One of the unfortunate consequences of living in a time of significant change is that it can discourage long term planning. Why bother sorting things out properly when someone’s going to come along and move the goalposts? Everything can end up a bit, well, provisional. Some of the students I taught in my last school came from farming backgrounds and some of them were strong believers in the near universal applicability of bailer twine. Always got a bit in their pocket: no limit as to what you can fix with it. We’ve got a few departments with things held on with bailer twine.
Of course, there’s some likely candidates for aspects of our work that are, shall we say, a bit on the unresolved side at the moment. Tracking and assessment at KS3? Stick with levels for a bit, see where it’s going. Role of practical work? Well, see how it goes; don’t want to lose it but not sure it’ll count for much in the future. Scheme of learning for GCSE? Well, that’s in the melting pot! Now, this isn’t wrong and it’s better than jumping in a direction that later turns out to be ill-advised. However there comes a stage when the bailer twine has to be replaced with something a bit more long term.
The outcome from the General Election means that, for better or worse, there’s likely to be a significant degree of continuity from the previous regime. The sense seems to be that the heavy lifting on curriculum reform has been done and that the challenge is now to embed the developments.
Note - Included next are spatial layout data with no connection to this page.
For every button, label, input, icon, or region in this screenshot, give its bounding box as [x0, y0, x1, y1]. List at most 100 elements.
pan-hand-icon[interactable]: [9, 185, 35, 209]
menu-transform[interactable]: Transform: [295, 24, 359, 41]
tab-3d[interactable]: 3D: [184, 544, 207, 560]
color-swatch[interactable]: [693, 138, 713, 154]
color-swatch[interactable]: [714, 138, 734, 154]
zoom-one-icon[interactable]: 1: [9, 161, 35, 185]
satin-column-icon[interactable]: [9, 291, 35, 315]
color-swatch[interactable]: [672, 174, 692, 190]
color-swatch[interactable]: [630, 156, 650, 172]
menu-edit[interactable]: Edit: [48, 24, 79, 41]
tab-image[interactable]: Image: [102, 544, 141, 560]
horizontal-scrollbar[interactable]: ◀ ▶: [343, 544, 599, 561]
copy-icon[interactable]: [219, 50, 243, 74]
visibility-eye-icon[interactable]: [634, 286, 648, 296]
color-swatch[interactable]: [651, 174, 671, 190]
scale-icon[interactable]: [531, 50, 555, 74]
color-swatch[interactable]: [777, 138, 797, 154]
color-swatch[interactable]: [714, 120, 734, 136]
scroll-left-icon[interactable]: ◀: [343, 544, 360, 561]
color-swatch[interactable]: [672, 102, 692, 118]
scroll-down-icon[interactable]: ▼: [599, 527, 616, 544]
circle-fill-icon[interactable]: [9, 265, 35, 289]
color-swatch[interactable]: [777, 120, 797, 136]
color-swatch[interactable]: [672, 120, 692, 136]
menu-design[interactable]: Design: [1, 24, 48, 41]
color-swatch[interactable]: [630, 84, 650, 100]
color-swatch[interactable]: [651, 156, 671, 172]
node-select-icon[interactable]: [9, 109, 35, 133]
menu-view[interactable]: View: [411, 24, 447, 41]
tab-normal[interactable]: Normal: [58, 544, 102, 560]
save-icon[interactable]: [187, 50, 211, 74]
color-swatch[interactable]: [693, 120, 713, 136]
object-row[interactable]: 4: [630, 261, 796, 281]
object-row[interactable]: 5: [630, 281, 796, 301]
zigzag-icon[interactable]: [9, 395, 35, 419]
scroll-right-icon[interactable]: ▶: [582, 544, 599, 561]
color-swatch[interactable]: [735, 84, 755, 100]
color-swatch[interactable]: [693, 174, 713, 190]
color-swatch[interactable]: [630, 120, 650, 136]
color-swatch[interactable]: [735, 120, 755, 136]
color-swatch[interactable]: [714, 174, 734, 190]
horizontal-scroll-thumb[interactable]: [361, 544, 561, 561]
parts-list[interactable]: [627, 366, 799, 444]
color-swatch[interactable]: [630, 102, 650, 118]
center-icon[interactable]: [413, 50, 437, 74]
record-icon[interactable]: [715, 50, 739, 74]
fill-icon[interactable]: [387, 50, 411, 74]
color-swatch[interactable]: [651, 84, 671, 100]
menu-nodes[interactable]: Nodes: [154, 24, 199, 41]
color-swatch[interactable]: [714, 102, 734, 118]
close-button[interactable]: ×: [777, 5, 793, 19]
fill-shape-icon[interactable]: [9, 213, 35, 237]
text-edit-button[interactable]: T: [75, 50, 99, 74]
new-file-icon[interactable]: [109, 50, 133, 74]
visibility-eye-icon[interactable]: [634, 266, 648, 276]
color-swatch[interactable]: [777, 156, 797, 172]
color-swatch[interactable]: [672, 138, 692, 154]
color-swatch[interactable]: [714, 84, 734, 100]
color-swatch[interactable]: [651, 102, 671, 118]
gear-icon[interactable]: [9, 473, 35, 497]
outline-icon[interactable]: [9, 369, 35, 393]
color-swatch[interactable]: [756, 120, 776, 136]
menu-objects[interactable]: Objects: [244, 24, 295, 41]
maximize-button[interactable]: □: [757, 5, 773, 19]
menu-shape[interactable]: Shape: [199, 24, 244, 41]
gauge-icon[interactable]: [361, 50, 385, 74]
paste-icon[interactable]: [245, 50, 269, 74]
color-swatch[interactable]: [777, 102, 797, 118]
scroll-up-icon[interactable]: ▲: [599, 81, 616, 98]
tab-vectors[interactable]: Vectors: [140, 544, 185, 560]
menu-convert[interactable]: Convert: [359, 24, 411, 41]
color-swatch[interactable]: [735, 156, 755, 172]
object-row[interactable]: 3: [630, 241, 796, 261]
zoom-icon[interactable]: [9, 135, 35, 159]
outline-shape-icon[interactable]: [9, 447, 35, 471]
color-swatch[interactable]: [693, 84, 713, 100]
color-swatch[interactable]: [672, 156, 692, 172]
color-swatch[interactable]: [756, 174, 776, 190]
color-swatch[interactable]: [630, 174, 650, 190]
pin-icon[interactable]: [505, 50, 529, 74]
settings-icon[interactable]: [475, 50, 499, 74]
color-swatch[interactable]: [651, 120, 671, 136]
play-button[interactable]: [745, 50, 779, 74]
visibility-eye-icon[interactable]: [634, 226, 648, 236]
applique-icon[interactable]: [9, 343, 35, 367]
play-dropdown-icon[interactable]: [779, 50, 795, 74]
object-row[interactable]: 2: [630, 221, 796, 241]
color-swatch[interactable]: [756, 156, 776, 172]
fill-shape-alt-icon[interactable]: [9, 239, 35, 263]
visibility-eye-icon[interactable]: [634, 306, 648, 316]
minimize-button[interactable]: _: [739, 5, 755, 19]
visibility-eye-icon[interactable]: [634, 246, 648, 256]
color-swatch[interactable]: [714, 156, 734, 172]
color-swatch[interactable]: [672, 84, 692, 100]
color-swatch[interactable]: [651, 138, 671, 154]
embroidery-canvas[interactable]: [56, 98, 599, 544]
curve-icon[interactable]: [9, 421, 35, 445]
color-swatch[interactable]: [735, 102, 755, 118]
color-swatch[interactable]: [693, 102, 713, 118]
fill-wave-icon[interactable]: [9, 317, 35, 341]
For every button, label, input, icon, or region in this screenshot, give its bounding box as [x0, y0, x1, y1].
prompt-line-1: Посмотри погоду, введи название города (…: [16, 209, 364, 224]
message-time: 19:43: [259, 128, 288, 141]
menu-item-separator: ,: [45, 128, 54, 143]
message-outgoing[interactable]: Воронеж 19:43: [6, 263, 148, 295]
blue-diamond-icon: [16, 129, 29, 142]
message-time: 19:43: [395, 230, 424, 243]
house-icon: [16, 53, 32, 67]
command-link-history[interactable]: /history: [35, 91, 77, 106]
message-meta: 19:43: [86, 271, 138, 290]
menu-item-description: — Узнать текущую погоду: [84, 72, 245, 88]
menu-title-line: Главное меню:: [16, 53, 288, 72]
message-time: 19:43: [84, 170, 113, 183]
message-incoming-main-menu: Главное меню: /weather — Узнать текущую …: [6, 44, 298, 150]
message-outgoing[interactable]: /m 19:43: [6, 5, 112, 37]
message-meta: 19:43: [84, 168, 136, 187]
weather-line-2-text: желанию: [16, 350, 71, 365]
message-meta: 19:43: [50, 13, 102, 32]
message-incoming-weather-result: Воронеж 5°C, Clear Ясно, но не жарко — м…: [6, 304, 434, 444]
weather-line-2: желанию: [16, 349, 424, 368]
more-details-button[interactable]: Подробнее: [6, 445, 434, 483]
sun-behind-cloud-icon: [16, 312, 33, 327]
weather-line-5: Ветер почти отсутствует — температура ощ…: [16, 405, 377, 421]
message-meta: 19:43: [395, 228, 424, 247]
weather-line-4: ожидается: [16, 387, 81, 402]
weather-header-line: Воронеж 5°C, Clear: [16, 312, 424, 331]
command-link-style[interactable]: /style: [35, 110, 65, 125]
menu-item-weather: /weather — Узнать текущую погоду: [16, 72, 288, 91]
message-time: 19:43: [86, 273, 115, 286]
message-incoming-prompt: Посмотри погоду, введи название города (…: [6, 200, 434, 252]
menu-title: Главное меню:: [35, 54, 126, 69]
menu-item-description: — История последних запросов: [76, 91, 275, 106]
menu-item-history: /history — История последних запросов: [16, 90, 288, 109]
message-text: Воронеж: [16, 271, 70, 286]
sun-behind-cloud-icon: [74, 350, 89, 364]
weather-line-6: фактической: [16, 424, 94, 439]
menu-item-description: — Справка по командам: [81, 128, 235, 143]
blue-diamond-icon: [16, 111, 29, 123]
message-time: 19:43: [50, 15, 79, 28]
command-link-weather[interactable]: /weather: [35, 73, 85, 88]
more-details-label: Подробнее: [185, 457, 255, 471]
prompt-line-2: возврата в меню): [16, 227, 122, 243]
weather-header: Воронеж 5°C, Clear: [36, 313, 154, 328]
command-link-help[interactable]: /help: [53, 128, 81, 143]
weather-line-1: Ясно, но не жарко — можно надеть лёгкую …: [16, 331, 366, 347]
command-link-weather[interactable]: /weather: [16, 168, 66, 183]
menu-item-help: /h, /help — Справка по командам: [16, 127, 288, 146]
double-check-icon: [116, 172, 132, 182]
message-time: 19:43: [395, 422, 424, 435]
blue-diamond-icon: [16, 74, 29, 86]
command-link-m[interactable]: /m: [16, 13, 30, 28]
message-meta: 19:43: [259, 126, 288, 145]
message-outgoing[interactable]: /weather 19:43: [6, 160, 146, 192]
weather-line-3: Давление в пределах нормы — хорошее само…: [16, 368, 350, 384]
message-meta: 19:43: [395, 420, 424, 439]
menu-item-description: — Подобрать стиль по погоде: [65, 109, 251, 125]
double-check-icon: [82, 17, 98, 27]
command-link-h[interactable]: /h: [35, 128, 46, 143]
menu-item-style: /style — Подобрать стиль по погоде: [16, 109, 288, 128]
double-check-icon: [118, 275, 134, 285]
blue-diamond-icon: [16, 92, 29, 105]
For science this is that the new programmes of study at key stages 1, 2 and 3 will continue to be embedded, that the new A level specifications will be implemented from this September and the new GCSEs from next September. The technical issues around the latter, covering matters such as practical assessment will be clarified before the end of May. Testing will remain as it is and A level and GCSE exams firmly positioned at the end of the courses. There is likely to be another Education Bill shortly but this will address issues such as all secondary students having access to Ebacc subjects and senior leaders being replaced in failing schools. In other words, this is the system, now make it work.
Perhaps then, the next five years will be different to the previous five. Fewer changes and less money (but still with inspection – some things never change). Something that might be an emerging feature is more sharing of best practice. The incoming GCSEs are likely to have a lot in common with each other, so effective ideas are likely to work across the board – or rather, across the boards.
The other emerging feature is a greater focus on science education across 11 to 16 as being a continuum. That’s not to say that GCSEs start being taught in Year 7, but rather that KS3 is planned as a prequel to GCSE rather than a separate course to be got through before the serious business of preparing for public examination begins. A number of schools I visit are now more inclined to be talking about what they should be doing in the early years of secondary to ‘build strong foundations’, whether in concept, process or key skill, such as literacy or numeracy.
I was convinced the limits of bailer twine had been reached when I found a student trying to mend a hole he’d made in a boiling tube by fusing the end of the cord onto the glass in a Bunsen flame. Well, trying to. Time comes when a longer term plan is called for.